Varied interface method visibility (was Final defenders)
talden at gmail.com
Wed Aug 8 03:59:50 PDT 2012
On Wed, Aug 8, 2012 at 9:49 PM, Stephen Colebourne <scolebourne at joda.org> wrote:
> On 8 August 2012 08:28, "Zdeněk Troníček" <tronicek at fit.cvut.cz> wrote:
>> Could you give any examples of those "huge dividends"? Could you show when
>> protected methods in interfaces are useful?
>> I have already asked for examples of protected interface methods in this
>> conference and did not get any.
> JSR-310 has an example, where we have to use a "do" naming prefix
> together with lots of Javadoc for methods that should be protected on
> an interface:
> If you look further up that same class you'll see the compare method
> is marked as one that should be a default method.

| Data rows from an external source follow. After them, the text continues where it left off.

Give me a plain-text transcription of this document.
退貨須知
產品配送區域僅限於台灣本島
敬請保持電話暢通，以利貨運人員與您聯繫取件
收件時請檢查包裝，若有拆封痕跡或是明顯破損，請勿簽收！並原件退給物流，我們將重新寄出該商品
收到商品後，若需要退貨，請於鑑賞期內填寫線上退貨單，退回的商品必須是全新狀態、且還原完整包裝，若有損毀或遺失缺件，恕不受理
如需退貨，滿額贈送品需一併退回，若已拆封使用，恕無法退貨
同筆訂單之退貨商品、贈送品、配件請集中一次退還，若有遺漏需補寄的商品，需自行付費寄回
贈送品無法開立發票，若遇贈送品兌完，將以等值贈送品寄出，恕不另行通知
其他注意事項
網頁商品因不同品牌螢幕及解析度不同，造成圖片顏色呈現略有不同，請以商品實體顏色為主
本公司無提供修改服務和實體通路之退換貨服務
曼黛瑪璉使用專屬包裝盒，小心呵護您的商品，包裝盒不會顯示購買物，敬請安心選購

> This is an interface because it is implemented by enums. So, proper
> traits functionality would solve much of another requested feature -
> "abstract enums".
> By not adding protected/private/package methods from the start of this
> feature, we are going to end up with design mess-ups like the "do"
> naming prefix in JSR-310, simply to get around an inadequate feature.
> A second case is where I want an interface that is limited in scope to
> a package. While the interface can be declared package-scoped, all the
> methods are still public in scope. This causes the implementations to
> have to declare their methods public, which nullifies the usefulness
> of the design.
The decision to make all interface members public was indeed an
unfortunate decision. That any use of interface in internal design
exposes implementation private details is a big one.
It's a tough one to fix without adding some obscure or compatibility
breaking nuances to the language. A compatibility break of that
magnitude and potential subtlety would seen unconscionable so a
solution has to exist that doesn't break existing code.
Could reintroducing the 'package' keyword as an access-specifier be
viable. It's absence of a specifier in an interface would imply
public-access and the absence of a specifier in a class implies
package-access. Which specifiers make sense in an interface is unclear
- especially if, to minimise the knowledge burden on developers, we
have to ensure that access-specifiers mean the same thing in both
class and interface if they're present.
In the absence of default methods I'd have speculated that the
specifier of a member in an interface has to be at least as visible as
the interface itself (so the interface can actually be implemented in
all visible contexts) - with default methods that's not so certain.
Has there been any clear communication as to whether this is even a
possible in-scope discussion? If not, should it be held elsewhere.